Identifying signs of distress is about observing and taking notice of patterns, or more accurately, changes in patterns. Here are some common signs we should take note of:

  • Unusual behaviour. If your friends are in distress, you can notice it in the way they behave, in the way they carry themselves, in their levels of confidence. It could be as simple as changes in eating patterns – they stop going down to eat during breaks because they lack the appetite, or the other way round. 
  • Difference in mood. If you notice anyone who always seems on edge or has frequent emotional outbursts, you should start worrying. Students in distress can be irritable when they are not usually irritable, or even happy when they are not usually happy. Regardless of whether it is a positive or negative change, it is a source of concern. 
  • Withdrawal from social contacts. This is a telling sign if your classmates are in distress. They may suddenly stop hanging out with those they usually hang out with, or leave WhatsApp group chats and Discord servers they are usually active in. 
  • Lack of energy and interest. If your friend seems lethargic or loses interest in things he is usually passionate about, that is an outward sign of distress. It could also be problematic if he has trouble staying awake during lessons, because changes in sleep patterns are common stress symptoms.
  • Absenteeism. In extreme cases, students may not turn up for classes or CCA sessions regularly. 

How we can help

As much as some of us would like to reach out to our friends in need, it is not always just that simple and going about it the wrong way can be counterproductive. Here are some things we can do to help:

  • Offer support. Tell them you are always available. Considering the unmatchable ego of Rafflesians, when we ask them if they need help, they will most likely say “no”. But to know that there will always be somebody there for them may get them to be more willing to share.
  • Make observations, not judgements. Do not ask “What’s wrong with you?” straight away; regardless of your intentions, they may feel judged and become defensive. Always make observations in a factual and neutral way, with no values and no judgement on them, then ask if there is anything wrong. A simple “I notice this, what’s happening?” will suffice.
  • Direct them to the RGC counsellors (and offer to accompany them). If you are at a loss about how to help, do not add that extra responsibility and stress onto yourself; the RGC counsellors are always there to help. “We don’t ask too many questions, allow students to warm up us, then get them to share when they feel comfortable enough. We can give assurances and validate their feelings when possible,” Ms Yvonne says.

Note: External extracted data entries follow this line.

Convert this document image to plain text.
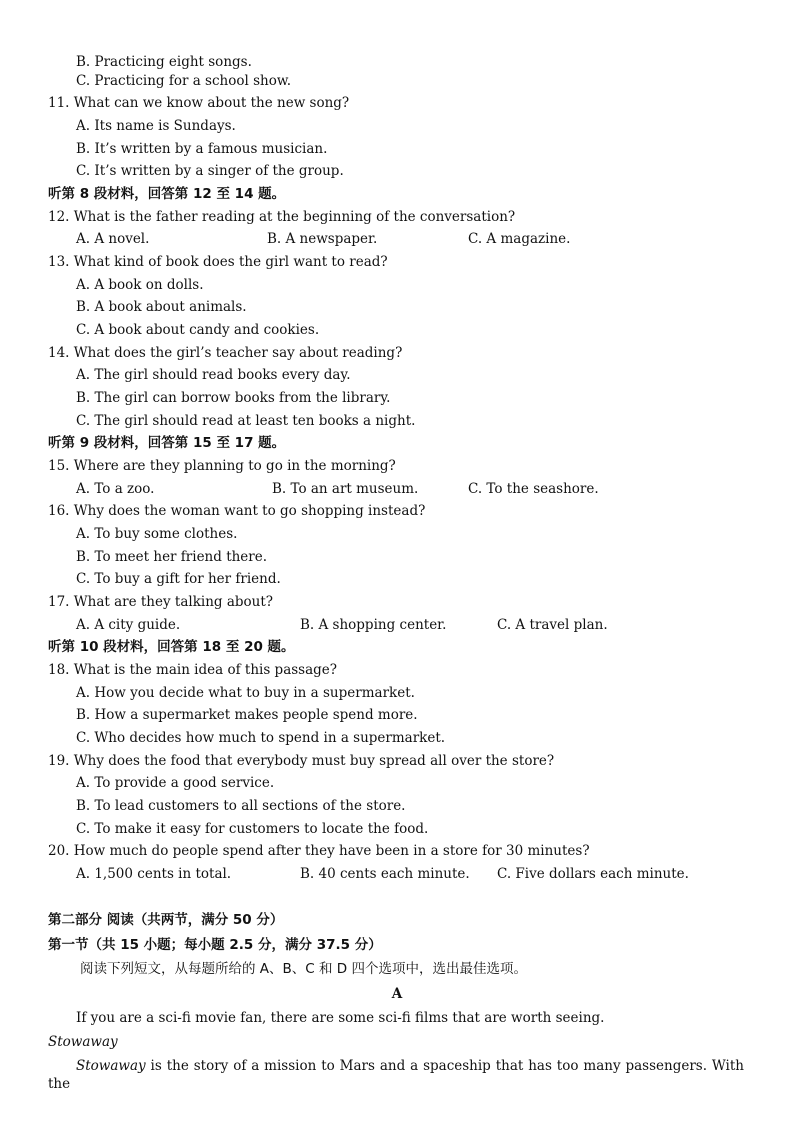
B. Practicing eight songs.
C. Practicing for a school show.
11. What can we know about the new song?
A. Its name is Sundays.
B. It’s written by a famous musician.
C. It’s written by a singer of the group.
听第 8 段材料，回答第 12 至 14 题。
12. What is the father reading at the beginning of the conversation?
A. A novel.	B. A newspaper.	C. A magazine.
13. What kind of book does the girl want to read?
A. A book on dolls.
B. A book about animals.
C. A book about candy and cookies.
14. What does the girl’s teacher say about reading?
A. The girl should read books every day.
B. The girl can borrow books from the library.
C. The girl should read at least ten books a night.
听第 9 段材料，回答第 15 至 17 题。
15. Where are they planning to go in the morning?
A. To a zoo.	B. To an art museum.	C. To the seashore.
16. Why does the woman want to go shopping instead?
A. To buy some clothes.
B. To meet her friend there.
C. To buy a gift for her friend.
17. What are they talking about?
A. A city guide.	B. A shopping center.	C. A travel plan.
听第 10 段材料，回答第 18 至 20 题。
18. What is the main idea of this passage?
A. How you decide what to buy in a supermarket.
B. How a supermarket makes people spend more.
C. Who decides how much to spend in a supermarket.
19. Why does the food that everybody must buy spread all over the store?
A. To provide a good service.
B. To lead customers to all sections of the store.
C. To make it easy for customers to locate the food.
20. How much do people spend after they have been in a store for 30 minutes?
A. 1,500 cents in total.	B. 40 cents each minute. C. Five dollars each minute.
第二部分 阅读（共两节，满分 50 分）
第一节（共 15 小题；每小题 2.5 分，满分 37.5 分）
阅读下列短文，从每题所给的 A、B、C 和 D 四个选项中，选出最佳选项。
A
If you are a sci-fi movie fan, there are some sci-fi films that are worth seeing.
Stowaway
Stowaway is the story of a mission to Mars and a spaceship that has too many passengers. With the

    “Ultimately, the student’s safety and well-being are of our utmost concern. We just want to make sure that he’s OK, that he’s safe,” says Mr Zul. 

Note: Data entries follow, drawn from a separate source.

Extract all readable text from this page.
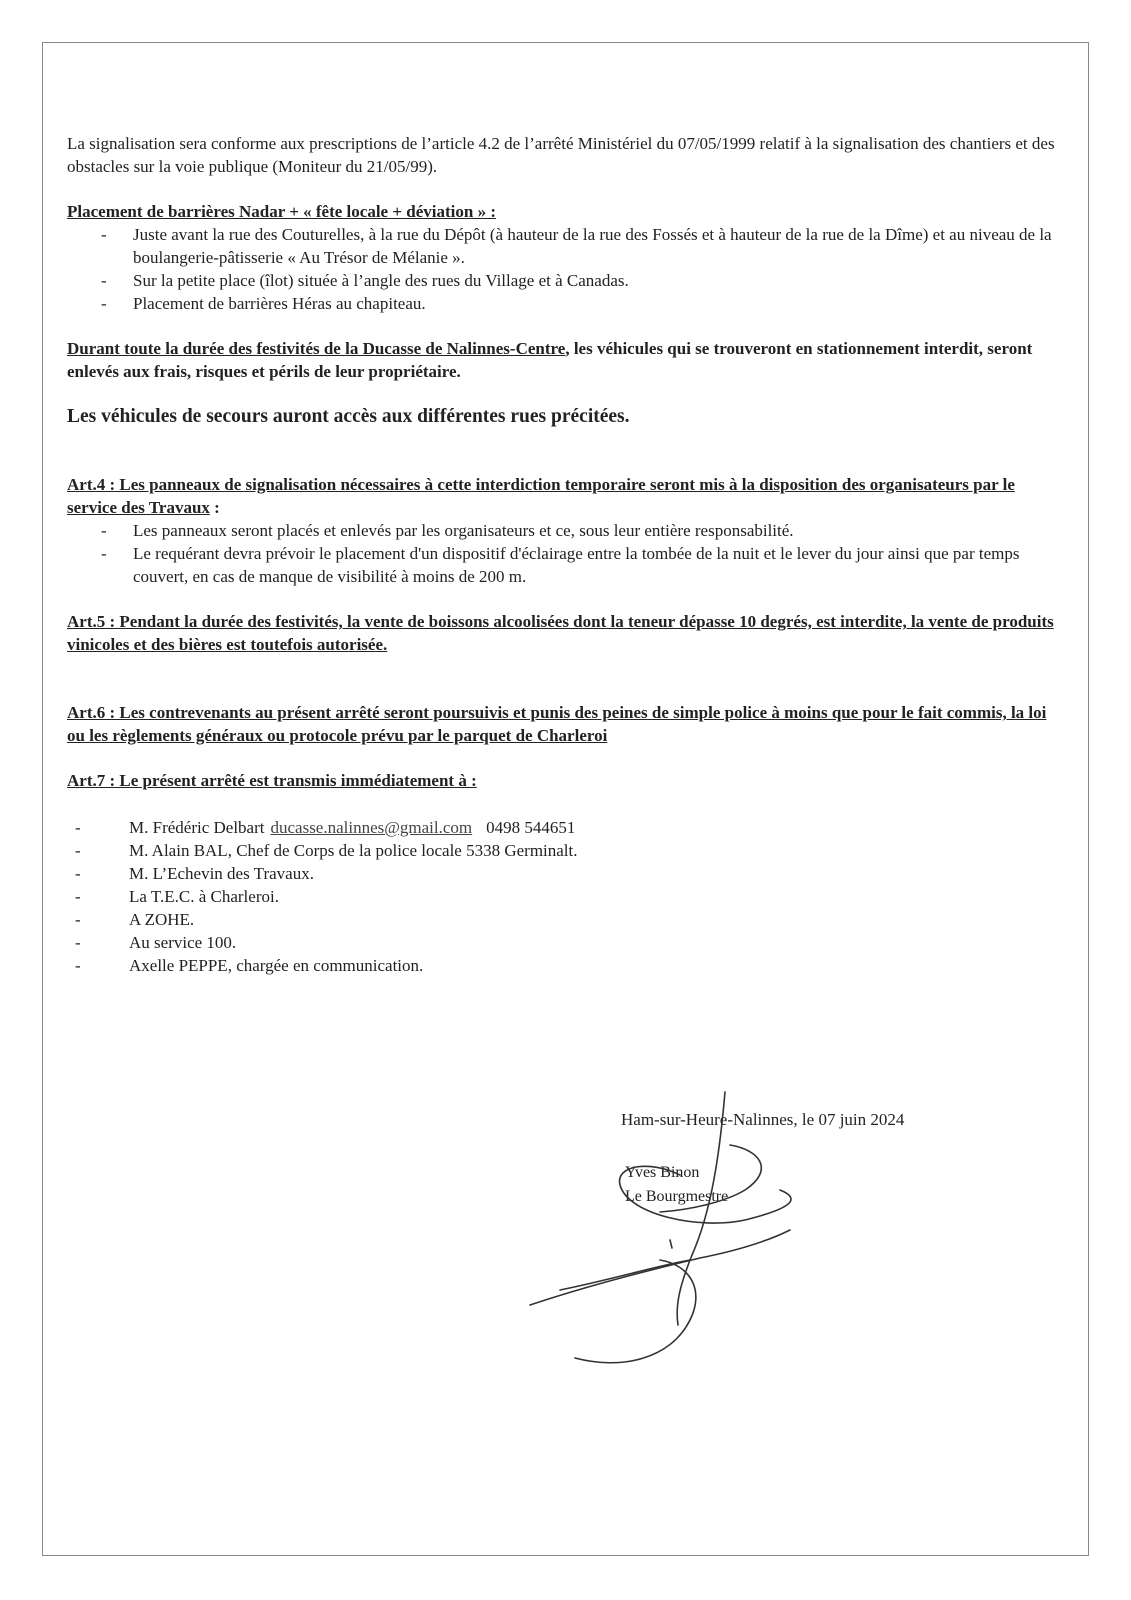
La signalisation sera conforme aux prescriptions de l’article 4.2 de l’arrêté Ministériel du 07/05/1999 relatif à la signalisation des chantiers et des obstacles sur la voie publique (Moniteur du 21/05/99).

Placement de barrières Nadar + « fête locale + déviation » :

- Juste avant la rue des Couturelles, à la rue du Dépôt (à hauteur de la rue des Fossés et à hauteur de la rue de la Dîme) et au niveau de la boulangerie-pâtisserie « Au Trésor de Mélanie ».
- Sur la petite place (îlot) située à l’angle des rues du Village et à Canadas.
- Placement de barrières Héras au chapiteau.

Durant toute la durée des festivités de la Ducasse de Nalinnes-Centre, les véhicules qui se trouveront en stationnement interdit, seront enlevés aux frais, risques et périls de leur propriétaire.

Les véhicules de secours auront accès aux différentes rues précitées.

Art.4 : Les panneaux de signalisation nécessaires à cette interdiction temporaire seront mis à la disposition des organisateurs par le service des Travaux :

- Les panneaux seront placés et enlevés par les organisateurs et ce, sous leur entière responsabilité.
- Le requérant devra prévoir le placement d'un dispositif d'éclairage entre la tombée de la nuit et le lever du jour ainsi que par temps couvert, en cas de manque de visibilité à moins de 200 m.

Art.5 : Pendant la durée des festivités, la vente de boissons alcoolisées dont la teneur dépasse 10 degrés, est interdite, la vente de produits vinicoles et des bières est toutefois autorisée.

Art.6 : Les contrevenants au présent arrêté seront poursuivis et punis des peines de simple police à moins que pour le fait commis, la loi ou les règlements généraux ou protocole prévu par le parquet de Charleroi

Art.7 : Le présent arrêté est transmis immédiatement à :

- M. Frédéric Delbart ducasse.nalinnes@gmail.com 0498 544651
- M. Alain BAL, Chef de Corps de la police locale 5338 Germinalt.
- M. L’Echevin des Travaux.
- La T.E.C. à Charleroi.
- A ZOHE.
- Au service 100.
- Axelle PEPPE, chargée en communication.
Ham-sur-Heure-Nalinnes, le 07 juin 2024
Yves Binon
Le Bourgmestre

    It can be as simple as saying “If you’re going to see a counsellor, I can go with you.” The counsellors say it is not a problem to them. If they are worried about seeing the counsellors alone, we can always offer to accompany them, at least for their first meeting.
  • Be curious. Always be in that state of curiosity and be ready to identify signs of distress. Ultimately, Rafflesians in distress will need their classmates’ help sooner rather than later.

If we did not already have enough on our plates from the pandemic’s disastrous tour, recent happenings would have shaken many of us to the core. 

Always remember that it is perfectly normal to have questions about what had happened and what is happening, and that it is alright not to have answers to those questions. It is fine to feel scared, angry, or anxious; it reminds you that you are only human and have a full range of emotions, and that is normal. Emotional reactions are always normal in a less than normal situation. 

If these emotions get too overwhelming, it will be good to speak to a parent, a counsellor or even a close friend about it, to process your thoughts and emotions arising from those thoughts. Never dismiss them, and do not keep them to yourself. Talk to someone. 

Last but not least, the RGC counsellors would like to tell us that they welcome any student who could use some help. The door is always open, though you need to ring the bell to get in.